I had a question in a interview which was tricky, the question was to print 2 largest number in a aray without using sort function e.g

[1,5,19,200,999]

How do i do it using php? Only way i can think of strlen or max function but max will return one value only.

For the second max value, I would do:

```
$l = [1,5,19,200,999];
$n = max(array_diff($l, [max($l)]));
```

That is: calculating the max of an array that will not contain the max value. Or removing the max value of the array, and then calculating the max value.

That just echo the second last, whereas i want both like

200,999

The last one you already have it.

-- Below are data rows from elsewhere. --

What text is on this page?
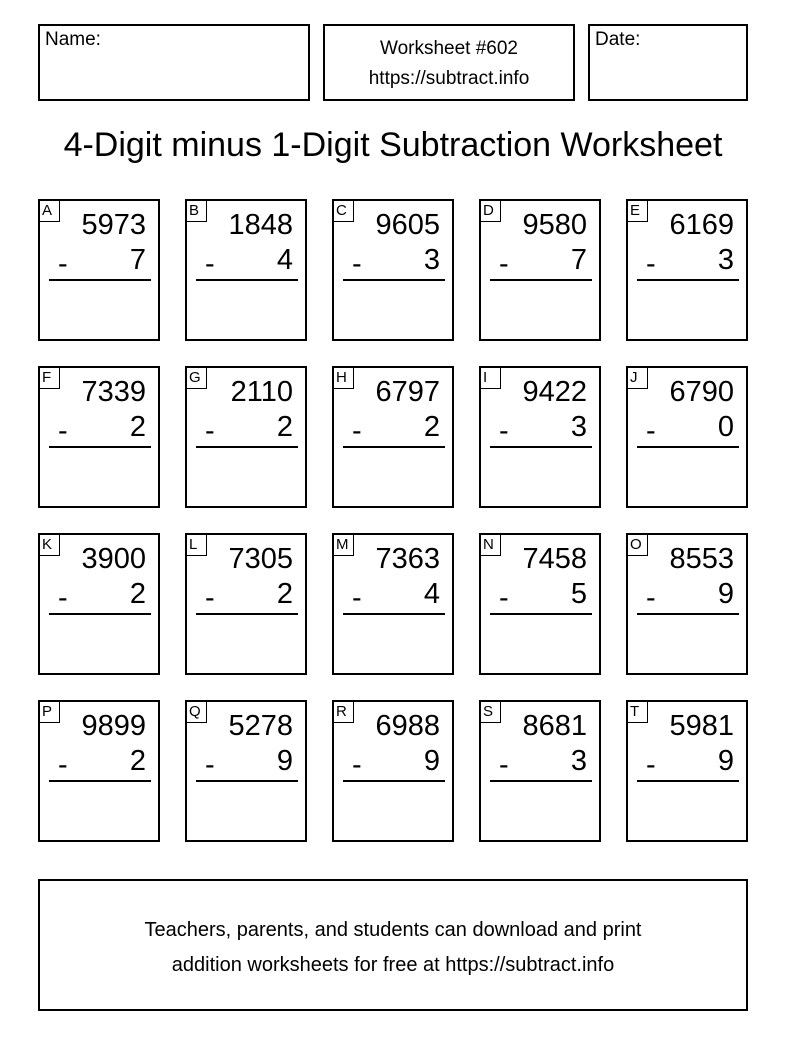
Name:	Worksheet #602
https://subtract.info
Date:
4-Digit minus 1-Digit Subtraction Worksheet
A 5973
- 7
B 1848
- 4
C 9605
- 3
D 9580
- 7
E 6169
- 3
F	7339
- 2
G 2110
- 2
H 6797
- 2
I	9422
- 3
J	6790
- 0
K 3900
- 2
L	7305
- 2
M 7363
- 4
N 7458
- 5
O 8553
- 9
P 9899
- 2
Q 5278
- 9
R 6988
- 9
S 8681
- 3
T	5981
- 9
Teachers, parents, and students can download and print
addition worksheets for free at https://subtract.info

It’s `max($l)`

.

So you have:

```
$l = [1,5,19,200,999];
$last = max($l);
$second = max(array_diff($l, [$last]));
echo $second;
echo $last;
```

@joksnet Thanks, i need to polish my array functions. Is there anyway to get the same result using strlen?

I don’t see how strlen could be used reliably with numerics. eg. which is the larger?

`99`

or `3.14`

→ 3.14

`45`

or `78`

→ equal

Function `strlen`

will not tell you if a number if grater than another. What happen with `strlen(200)`

and `strlen(999)`

, both gives `3`

and now what?

You could resolve this exercise with an iteration if the above seems too odd. Try it.

Here is fun one:

```
while (count($l) > 2) {
$k = array_flip($l);
unset($l[$k[min($l)]]);
}
```

This one expects that are not duplicated numbers.

@joksnet thanks for explaining about strlen too. Can you breakdown the $second statement here, as its overwhelming for me.

No problem.

We start with our list that’s `$l = [1,5,19,200,999]`

, if we do `max($l)`

we get `999`

. Then we build a new list with only 999 as the unique element; let’s call it `$p = [999]`

. Then we are going to compare the first list (`$l`

) with the second list (`$p`

) using array_diff; this does is to generate a new list with all items in the first list that are NOT in the second list. So, the new list will contain `$q = [1,5,19,200]`

and won’t contain `999`

because it exists in the second list (`$p`

). Finally we get the `$n = max($q)`

that is second maximum value of the original list, in this case `200`

.

In human terms, what `array_diff([1,5,19,200,999], [999])`

does is to remove the `999`

element from the original list.

I might not be very good at explaining. Hope this helps.

you explained it extra good.Thank you! But wondering why you used in `array_diff(array1,[array2])`

[p.s] - would you make it to a interview in which your just given a paper and pen with same question and you have to write the answer? Without using computer?!

array_diff compares two arrays so you need to pass it two arrays and not one array and a number.

Here’s a completely different approach, in psuedocode.

Record the highest value seen so far.

max = 0; // None so far.

Iterate through the array, checking each value.

if (val > max)

max = val;

When you are finished, you have the largest value.

The advantage here over using the built-in max function is that you only need to go through the array once. Just record the two highest values as you go.

Finding the second highest value is left as an exercise for the reader.

But much more slowly than using the built in functions that use compiled code rather than having to interpret the assignment every time around the loop.